Question 12.1: A parabolic semisegment OAB is bounded by the x axis, the y ......

To determine the coordinates \bar{x} and \bar{y} of the centroid C (Fig. 12-5), we will use Eqs. (12-3a) and (12-3b). We begin by selecting an element of area dA in the form of a thin vertical strip of width dx and height y. The area of this differential element is

\bar{x}=\frac{Q_y}{A}=\frac{\int{x\ dA}}{\int{dA}}\quad \quad \bar{y}=\frac{Q_x}{A}=\frac{\int{y\ dA}}{\int{dA}}                              (12-3a,b)

dA = ydx = h\left(1\ -\ \frac{x^2}{b^2}\right)dx                         (b)

Therefore, the area of the parabolic semisegment is

A = ∫ dA = \int_{0}^{b}{h\left(1\ -\ \frac{x^2}{b^2}\right)}=\frac{2bh}{3}                         (c)

Note that this area is 2/3 of the area of the surrounding rectangle.
The first moment of an element of area dA with respect to an axis is obtained by multiplying the area of the element by the distance from its centroid to the axis. Since the x and y coordinates of the centroid of the element shown in Fig. 12-5 are x and y/2, respectively, the first moments of the element with respect to the x and y axes are

Q_x=\int{\frac{y}{2}dA}=\int_{0}^{b}{\frac{h^2}{2}\left(1\ -\ \frac{x^2}{b^2}\right)^2\ dx}=\frac{4bh^2}{15}                (d)
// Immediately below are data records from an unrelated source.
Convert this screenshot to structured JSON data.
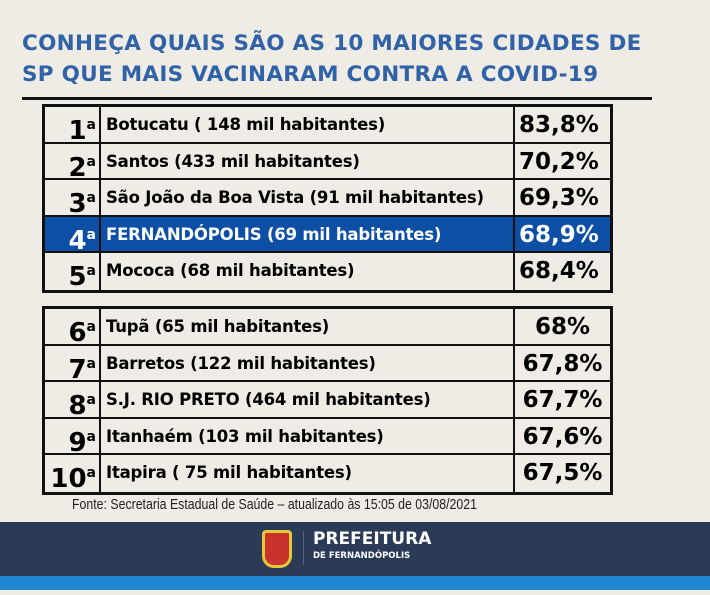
{
  "title": [
    "CONHEÇA QUAIS SÃO AS 10 MAIORES CIDADES DE",
    "SP QUE MAIS VACINARAM CONTRA A COVID-19"
  ],
  "ordinal": "a",
  "table1": [
    {
      "rank": "1",
      "city": "Botucatu ( 148 mil habitantes)",
      "pct": "83,8%"
    },
    {
      "rank": "2",
      "city": "Santos (433 mil habitantes)",
      "pct": "70,2%"
    },
    {
      "rank": "3",
      "city": "São João da Boa Vista (91 mil habitantes)",
      "pct": "69,3%"
    },
    {
      "rank": "4",
      "city": "FERNANDÓPOLIS (69 mil habitantes)",
      "pct": "68,9%"
    },
    {
      "rank": "5",
      "city": "Mococa  (68 mil habitantes)",
      "pct": "68,4%"
    }
  ],
  "table2": [
    {
      "rank": "6",
      "city": "Tupã  (65 mil habitantes)",
      "pct": "68%"
    },
    {
      "rank": "7",
      "city": "Barretos (122 mil habitantes)",
      "pct": "67,8%"
    },
    {
      "rank": "8",
      "city": "S.J. RIO PRETO (464 mil habitantes)",
      "pct": "67,7%"
    },
    {
      "rank": "9",
      "city": "Itanhaém (103 mil habitantes)",
      "pct": "67,6%"
    },
    {
      "rank": "10",
      "city": "Itapira ( 75 mil habitantes)",
      "pct": "67,5%"
    }
  ],
  "source": "Fonte: Secretaria Estadual de Saúde – atualizado às 15:05 de 03/08/2021",
  "footer": {
    "brand": "PREFEITURA",
    "sub": "DE FERNANDÓPOLIS"
  },
  "colors": {
    "title": "#2f62a6",
    "highlight": "#0e4fa6",
    "footer": "#2b3a57",
    "strip": "#1f86cf"
  }
}
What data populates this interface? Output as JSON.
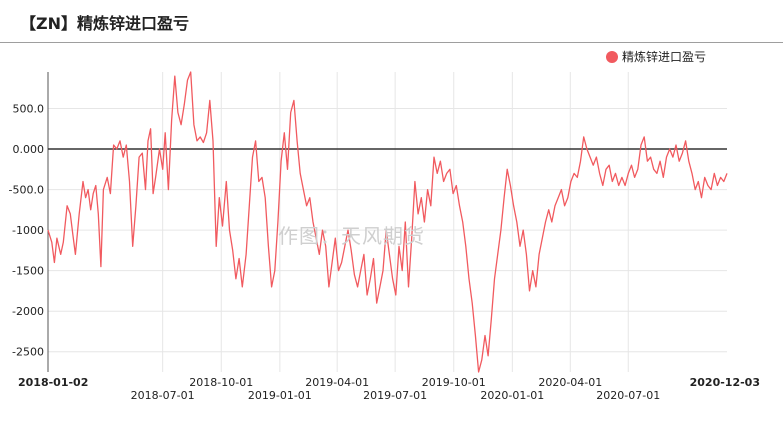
{
  "header": {
    "title": "【ZN】精炼锌进口盈亏"
  },
  "watermark": "作图：天风期货",
  "colors": {
    "series": "#f15a5f",
    "zero_line": "#333333",
    "grid": "#e6e6e6"
  },
  "chart_data": {
    "type": "line",
    "title": "",
    "xlabel": "",
    "ylabel": "",
    "ylim": [
      -2750,
      950
    ],
    "yticks": [
      500,
      0,
      -500,
      -1000,
      -1500,
      -2000,
      -2500
    ],
    "ytick_labels": [
      "500.0",
      "0.000",
      "-500.0",
      "-1000",
      "-1500",
      "-2000",
      "-2500"
    ],
    "xrange": [
      "2018-01-02",
      "2020-12-03"
    ],
    "xticks": [
      {
        "date": "2018-01-02",
        "label": "2018-01-02",
        "row": 0,
        "bold": true
      },
      {
        "date": "2018-07-01",
        "label": "2018-07-01",
        "row": 1,
        "bold": false
      },
      {
        "date": "2018-10-01",
        "label": "2018-10-01",
        "row": 0,
        "bold": false
      },
      {
        "date": "2019-01-01",
        "label": "2019-01-01",
        "row": 1,
        "bold": false
      },
      {
        "date": "2019-04-01",
        "label": "2019-04-01",
        "row": 0,
        "bold": false
      },
      {
        "date": "2019-07-01",
        "label": "2019-07-01",
        "row": 1,
        "bold": false
      },
      {
        "date": "2019-10-01",
        "label": "2019-10-01",
        "row": 0,
        "bold": false
      },
      {
        "date": "2020-01-01",
        "label": "2020-01-01",
        "row": 1,
        "bold": false
      },
      {
        "date": "2020-04-01",
        "label": "2020-04-01",
        "row": 0,
        "bold": false
      },
      {
        "date": "2020-07-01",
        "label": "2020-07-01",
        "row": 1,
        "bold": false
      },
      {
        "date": "2020-12-03",
        "label": "2020-12-03",
        "row": 0,
        "bold": true
      }
    ],
    "grid": true,
    "legend_position": "top-right",
    "series": [
      {
        "name": "精炼锌进口盈亏",
        "color": "#f15a5f",
        "points": [
          [
            "2018-01-02",
            -1000
          ],
          [
            "2018-01-08",
            -1150
          ],
          [
            "2018-01-12",
            -1400
          ],
          [
            "2018-01-16",
            -1100
          ],
          [
            "2018-01-22",
            -1300
          ],
          [
            "2018-01-26",
            -1150
          ],
          [
            "2018-02-01",
            -700
          ],
          [
            "2018-02-06",
            -800
          ],
          [
            "2018-02-10",
            -1050
          ],
          [
            "2018-02-14",
            -1300
          ],
          [
            "2018-02-20",
            -800
          ],
          [
            "2018-02-26",
            -400
          ],
          [
            "2018-03-02",
            -600
          ],
          [
            "2018-03-06",
            -500
          ],
          [
            "2018-03-10",
            -750
          ],
          [
            "2018-03-14",
            -550
          ],
          [
            "2018-03-18",
            -450
          ],
          [
            "2018-03-22",
            -800
          ],
          [
            "2018-03-26",
            -1450
          ],
          [
            "2018-03-30",
            -500
          ],
          [
            "2018-04-05",
            -350
          ],
          [
            "2018-04-10",
            -550
          ],
          [
            "2018-04-15",
            50
          ],
          [
            "2018-04-20",
            0
          ],
          [
            "2018-04-25",
            100
          ],
          [
            "2018-04-30",
            -100
          ],
          [
            "2018-05-05",
            50
          ],
          [
            "2018-05-10",
            -400
          ],
          [
            "2018-05-15",
            -1200
          ],
          [
            "2018-05-20",
            -700
          ],
          [
            "2018-05-25",
            -100
          ],
          [
            "2018-05-30",
            -50
          ],
          [
            "2018-06-04",
            -500
          ],
          [
            "2018-06-08",
            100
          ],
          [
            "2018-06-12",
            250
          ],
          [
            "2018-06-16",
            -550
          ],
          [
            "2018-06-20",
            -350
          ],
          [
            "2018-06-26",
            0
          ],
          [
            "2018-07-01",
            -250
          ],
          [
            "2018-07-05",
            200
          ],
          [
            "2018-07-10",
            -500
          ],
          [
            "2018-07-15",
            350
          ],
          [
            "2018-07-20",
            900
          ],
          [
            "2018-07-25",
            450
          ],
          [
            "2018-07-30",
            300
          ],
          [
            "2018-08-04",
            550
          ],
          [
            "2018-08-09",
            850
          ],
          [
            "2018-08-14",
            950
          ],
          [
            "2018-08-19",
            300
          ],
          [
            "2018-08-24",
            100
          ],
          [
            "2018-08-29",
            150
          ],
          [
            "2018-09-03",
            80
          ],
          [
            "2018-09-08",
            200
          ],
          [
            "2018-09-13",
            600
          ],
          [
            "2018-09-18",
            100
          ],
          [
            "2018-09-23",
            -1200
          ],
          [
            "2018-09-28",
            -600
          ],
          [
            "2018-10-03",
            -950
          ],
          [
            "2018-10-09",
            -400
          ],
          [
            "2018-10-14",
            -1000
          ],
          [
            "2018-10-19",
            -1250
          ],
          [
            "2018-10-24",
            -1600
          ],
          [
            "2018-10-29",
            -1350
          ],
          [
            "2018-11-03",
            -1700
          ],
          [
            "2018-11-09",
            -1300
          ],
          [
            "2018-11-14",
            -700
          ],
          [
            "2018-11-19",
            -100
          ],
          [
            "2018-11-24",
            100
          ],
          [
            "2018-11-29",
            -400
          ],
          [
            "2018-12-04",
            -350
          ],
          [
            "2018-12-09",
            -600
          ],
          [
            "2018-12-14",
            -1200
          ],
          [
            "2018-12-19",
            -1700
          ],
          [
            "2018-12-24",
            -1500
          ],
          [
            "2018-12-29",
            -900
          ],
          [
            "2019-01-03",
            -150
          ],
          [
            "2019-01-08",
            200
          ],
          [
            "2019-01-13",
            -250
          ],
          [
            "2019-01-18",
            450
          ],
          [
            "2019-01-23",
            600
          ],
          [
            "2019-01-28",
            100
          ],
          [
            "2019-02-02",
            -300
          ],
          [
            "2019-02-07",
            -500
          ],
          [
            "2019-02-12",
            -700
          ],
          [
            "2019-02-17",
            -600
          ],
          [
            "2019-02-22",
            -900
          ],
          [
            "2019-02-27",
            -1100
          ],
          [
            "2019-03-04",
            -1300
          ],
          [
            "2019-03-09",
            -1000
          ],
          [
            "2019-03-14",
            -1200
          ],
          [
            "2019-03-19",
            -1700
          ],
          [
            "2019-03-24",
            -1400
          ],
          [
            "2019-03-29",
            -1100
          ],
          [
            "2019-04-03",
            -1500
          ],
          [
            "2019-04-08",
            -1400
          ],
          [
            "2019-04-13",
            -1200
          ],
          [
            "2019-04-18",
            -1000
          ],
          [
            "2019-04-23",
            -1250
          ],
          [
            "2019-04-28",
            -1550
          ],
          [
            "2019-05-03",
            -1700
          ],
          [
            "2019-05-08",
            -1500
          ],
          [
            "2019-05-13",
            -1300
          ],
          [
            "2019-05-18",
            -1800
          ],
          [
            "2019-05-23",
            -1600
          ],
          [
            "2019-05-28",
            -1350
          ],
          [
            "2019-06-02",
            -1900
          ],
          [
            "2019-06-07",
            -1700
          ],
          [
            "2019-06-12",
            -1500
          ],
          [
            "2019-06-17",
            -1000
          ],
          [
            "2019-06-22",
            -1300
          ],
          [
            "2019-06-27",
            -1600
          ],
          [
            "2019-07-02",
            -1800
          ],
          [
            "2019-07-07",
            -1200
          ],
          [
            "2019-07-12",
            -1500
          ],
          [
            "2019-07-17",
            -900
          ],
          [
            "2019-07-22",
            -1700
          ],
          [
            "2019-07-27",
            -1100
          ],
          [
            "2019-08-01",
            -400
          ],
          [
            "2019-08-06",
            -800
          ],
          [
            "2019-08-11",
            -600
          ],
          [
            "2019-08-16",
            -900
          ],
          [
            "2019-08-21",
            -500
          ],
          [
            "2019-08-26",
            -700
          ],
          [
            "2019-08-31",
            -100
          ],
          [
            "2019-09-05",
            -300
          ],
          [
            "2019-09-10",
            -150
          ],
          [
            "2019-09-15",
            -400
          ],
          [
            "2019-09-20",
            -300
          ],
          [
            "2019-09-25",
            -250
          ],
          [
            "2019-09-30",
            -550
          ],
          [
            "2019-10-05",
            -450
          ],
          [
            "2019-10-10",
            -700
          ],
          [
            "2019-10-15",
            -900
          ],
          [
            "2019-10-20",
            -1200
          ],
          [
            "2019-10-25",
            -1600
          ],
          [
            "2019-10-30",
            -1900
          ],
          [
            "2019-11-04",
            -2300
          ],
          [
            "2019-11-09",
            -2750
          ],
          [
            "2019-11-14",
            -2600
          ],
          [
            "2019-11-19",
            -2300
          ],
          [
            "2019-11-24",
            -2550
          ],
          [
            "2019-11-29",
            -2100
          ],
          [
            "2019-12-04",
            -1600
          ],
          [
            "2019-12-09",
            -1300
          ],
          [
            "2019-12-14",
            -1000
          ],
          [
            "2019-12-19",
            -600
          ],
          [
            "2019-12-24",
            -250
          ],
          [
            "2019-12-29",
            -450
          ],
          [
            "2020-01-03",
            -700
          ],
          [
            "2020-01-08",
            -900
          ],
          [
            "2020-01-13",
            -1200
          ],
          [
            "2020-01-18",
            -1000
          ],
          [
            "2020-01-23",
            -1300
          ],
          [
            "2020-01-28",
            -1750
          ],
          [
            "2020-02-02",
            -1500
          ],
          [
            "2020-02-07",
            -1700
          ],
          [
            "2020-02-12",
            -1300
          ],
          [
            "2020-02-17",
            -1100
          ],
          [
            "2020-02-22",
            -900
          ],
          [
            "2020-02-27",
            -750
          ],
          [
            "2020-03-03",
            -900
          ],
          [
            "2020-03-08",
            -700
          ],
          [
            "2020-03-13",
            -600
          ],
          [
            "2020-03-18",
            -500
          ],
          [
            "2020-03-23",
            -700
          ],
          [
            "2020-03-28",
            -600
          ],
          [
            "2020-04-02",
            -400
          ],
          [
            "2020-04-07",
            -300
          ],
          [
            "2020-04-12",
            -350
          ],
          [
            "2020-04-17",
            -150
          ],
          [
            "2020-04-22",
            150
          ],
          [
            "2020-04-27",
            0
          ],
          [
            "2020-05-02",
            -100
          ],
          [
            "2020-05-07",
            -200
          ],
          [
            "2020-05-12",
            -100
          ],
          [
            "2020-05-17",
            -300
          ],
          [
            "2020-05-22",
            -450
          ],
          [
            "2020-05-27",
            -250
          ],
          [
            "2020-06-01",
            -200
          ],
          [
            "2020-06-06",
            -400
          ],
          [
            "2020-06-11",
            -300
          ],
          [
            "2020-06-16",
            -450
          ],
          [
            "2020-06-21",
            -350
          ],
          [
            "2020-06-26",
            -450
          ],
          [
            "2020-07-01",
            -300
          ],
          [
            "2020-07-06",
            -200
          ],
          [
            "2020-07-11",
            -350
          ],
          [
            "2020-07-16",
            -250
          ],
          [
            "2020-07-21",
            50
          ],
          [
            "2020-07-26",
            150
          ],
          [
            "2020-07-31",
            -150
          ],
          [
            "2020-08-05",
            -100
          ],
          [
            "2020-08-10",
            -250
          ],
          [
            "2020-08-15",
            -300
          ],
          [
            "2020-08-20",
            -150
          ],
          [
            "2020-08-25",
            -350
          ],
          [
            "2020-08-30",
            -100
          ],
          [
            "2020-09-04",
            0
          ],
          [
            "2020-09-09",
            -100
          ],
          [
            "2020-09-14",
            50
          ],
          [
            "2020-09-19",
            -150
          ],
          [
            "2020-09-24",
            -50
          ],
          [
            "2020-09-29",
            100
          ],
          [
            "2020-10-04",
            -150
          ],
          [
            "2020-10-09",
            -300
          ],
          [
            "2020-10-14",
            -500
          ],
          [
            "2020-10-19",
            -400
          ],
          [
            "2020-10-24",
            -600
          ],
          [
            "2020-10-29",
            -350
          ],
          [
            "2020-11-03",
            -450
          ],
          [
            "2020-11-08",
            -500
          ],
          [
            "2020-11-13",
            -300
          ],
          [
            "2020-11-18",
            -450
          ],
          [
            "2020-11-23",
            -350
          ],
          [
            "2020-11-28",
            -400
          ],
          [
            "2020-12-03",
            -300
          ]
        ]
      }
    ]
  }
}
Q_y=\int{xdA}=\int_{0}^{b}{hx\left(1\ -\ \frac{x^2}{b^2}\right)\ dx}=\frac{b^2h}{4}                (e)

in which we have substituted for dA from Eq. (b).
We can now determine the coordinates of the centroid C:

\bar{x}=\frac{Q_y}{A}=\frac{3b}{8}\quad \quad \bar{y}=\frac{Q_x}{A}=\frac{2h}{5}                            (f,g)

These results agree with the formulas listed in Appendix D. Case 17.
Notes: The centroid C of the parabolic semisegment may also be located by taking the element of area dA as a horizontal strip of height dy and width

x=b\sqrt{1\ -\ \frac{y}{h}}                            (h)

This expression is obtained by solving Eq. (a) for x in terms of y.
Another possibility is to take the differential element as a rectangle of width dx and height dy. Then the expressions for A, Q_x, and Q_y are in the form of double integrals instead of single integrals.